Alina, samotna, trochę wypalona, mimo wątpliwości zgadza się na dokończenie tej książki. Zamieszkuje domu z rodziną Edyty, mężem i jej córką. Zaczyna się zagłębiać to, co Edyta już napisała i odkrywa, że przyjaciółka miała prawdopodobnie romans. Zaczyna tropić w tym uroczym miasteczku ślady Edyty, odkrywa przy okazji różne „podskórne” powiązania między znajomymi, przyjaciółmi. Dociera do tajemniczego mężczyzny, który był pierwowzorem bohatera książki Edyty i w końcu rozwiązuje zagadkę…


W tyle rozgrywa się proces rehabilitacji Elizy, a Alina, pracując nad książką wraca do przyjaźni sprzed lat, zanurza się w życiu rodzinnym i towarzyskim, a przy okazji spotyka też swoją miłość.

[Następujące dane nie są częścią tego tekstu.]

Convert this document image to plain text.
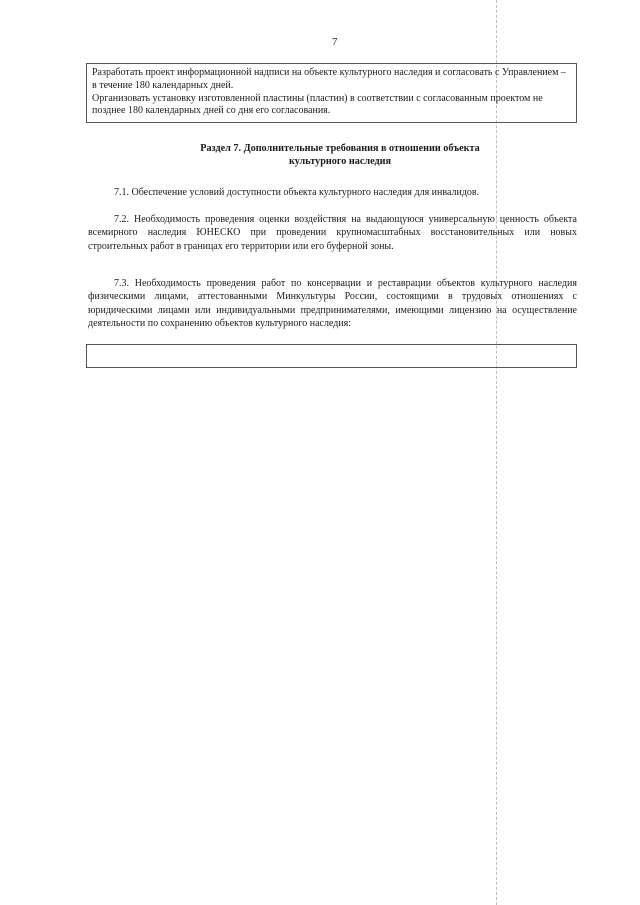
7

Разработать проект информационной надписи на объекте культурного наследия и согласовать с Управлением – в течение 180 календарных дней.

Организовать установку изготовленной пластины (пластин) в соответствии с согласованным проектом не позднее 180 календарных дней со дня его согласования.

Раздел 7. Дополнительные требования в отношении объекта
культурного наследия

7.1. Обеспечение условий доступности объекта культурного наследия для инвалидов.

7.2. Необходимость проведения оценки воздействия на выдающуюся универсальную ценность объекта всемирного наследия ЮНЕСКО при проведении крупномасштабных восстановительных или новых строительных работ в границах его территории или его буферной зоны.

7.3. Необходимость проведения работ по консервации и реставрации объектов культурного наследия физическими лицами, аттестованными Минкультуры России, состоящими в трудовых отношениях с юридическими лицами или индивидуальными предпринимателями, имеющими лицензию на осуществление деятельности по сохранению объектов культурного наследия:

Muszę przyznać, że nie znam twórczości tej autorki. Ale z przyjemnością sięgnę po inne ksiazki bo "Sukienka z wody" to bardzo ciepła i nostalgiczna historia, która ma kilka wątków. Autorka zabrała nas do malowniczego małego miasteczka na Pomorzu. Może nie będziemy tu miały dużo opisów krajobrqazowych ale poczujemy urok miasteczka i jego mieszkańców. 

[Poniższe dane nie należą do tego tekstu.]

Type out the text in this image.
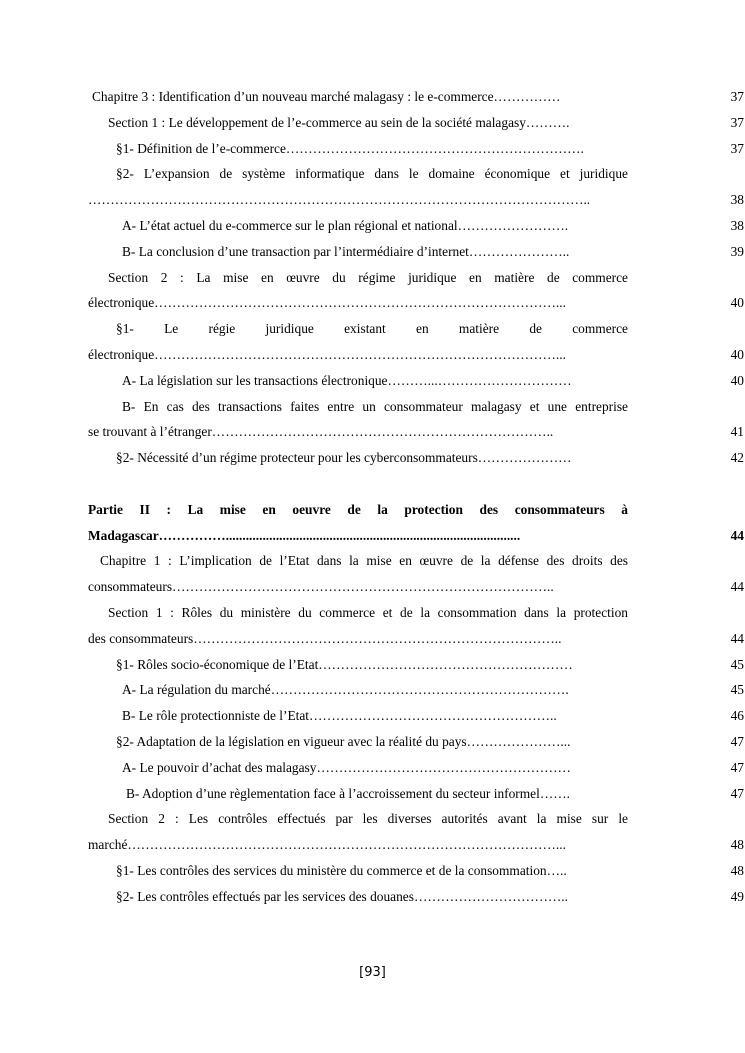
Chapitre 3 : Identification d’un nouveau marché malagasy : le e-commerce……………	37
Section 1 : Le développement de l’e-commerce au sein de la société malagasy……….	37
§1- Définition de l’e-commerce………………………………………………………….	37
§2- L’expansion de système informatique dans le domaine économique et juridique
…………………………………………………………………………………………………..	38
A- L’état actuel du e-commerce sur le plan régional et national…………………….	38
B- La conclusion d’une transaction par l’intermédiaire d’internet…………………..	39
Section 2 : La mise en œuvre du régime juridique en matière de commerce
électronique………………………………………………………………………………...	40
§1- Le régie juridique existant en matière de commerce
électronique………………………………………………………………………………...	40
A- La législation sur les transactions électronique………...…………………………	40
B- En cas des transactions faites entre un consommateur malagasy et une entreprise
se trouvant à l’étranger…………………………………………………………………..	41
§2- Nécessité d’un régime protecteur pour les cyberconsommateurs…………………	42
Partie II : La mise en oeuvre de la protection des consommateurs à
Madagascar……………........................................................................................	44
Chapitre 1 : L’implication de l’Etat dans la mise en œuvre de la défense des droits des
consommateurs…………………………………………………………………………..	44
Section 1 : Rôles du ministère du commerce et de la consommation dans la protection
des consommateurs………………………………………………………………………..	44
§1- Rôles socio-économique de l’Etat…………………………………………………	45
A- La régulation du marché………………………………………………………….	45
B- Le rôle protectionniste de l’Etat………………………………………………..	46
§2- Adaptation de la législation en vigueur avec la réalité du pays…………………...	47
A- Le pouvoir d’achat des malagasy…………………………………………………	47
B- Adoption d’une règlementation face à l’accroissement du secteur informel…….	47
Section 2 : Les contrôles effectués par les diverses autorités avant la mise sur le
marché……………………………………………………………………………………...	48
§1- Les contrôles des services du ministère du commerce et de la consommation…..	48
§2- Les contrôles effectués par les services des douanes……………………………..	49
[93]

Alina wraca do rodzinnego miasteczka z Warszawy, by wspierać swoje przyjaciółki. Głównym powodem jest wypadek jednej z nich Edyty, po którym zapadała w śpiączkę. Na miejscu spotyka się z mężem Edyty i druga przyjaciółka Renatą. Dostaje nietypowa propozycje, by dokończyć za Edytę powieść. Alina waha się. Z jednej strony nie dziwi się prośbie, bo sama pisze ksiazki choć jako profilerka i policjantka z zupełnie innej dziedziny z drugiej czuje presje. Kiedy się zgadza i poznaje powieść, odnosi dziwne wrażenie, że to wszystko nie jest fikcja. Zaczyna małe śledztwo, które sprawia, że odkrywa nie tylko prawdę, ale także zupełnie coś innego, czego się niespodziewana. Co odnajdzie Alina? Czy dokończy powieść? 

Historia jest pięknie napisana. Postacie są wyjątkowo dobrze wykreowane. Każda z nich ma swój udział, a ich losy przeplatają się tworząc całość. Historia jest nie tylko o sile przyjaźni, ale i o samotności, miłości, odkrywaniu siebie. Głowna bohaterka to silna kobieta. Jako policjantka nie jedno widziała, kieruje się intuicją, jej umysł jest otwarty na wiele aspektów. Osiągnęła w życiu wile, jedyne czego jej żal to tego, że dopiero w wieku 40 lat odkryła, że marzy o czymś zupełnie innym niż myślała. Czy odkryje prawdę? Czy ma szansę na miłość? Czy odnajdzie swoje miejsce na ziemi? Czym jest tytułowa sukienka z wody?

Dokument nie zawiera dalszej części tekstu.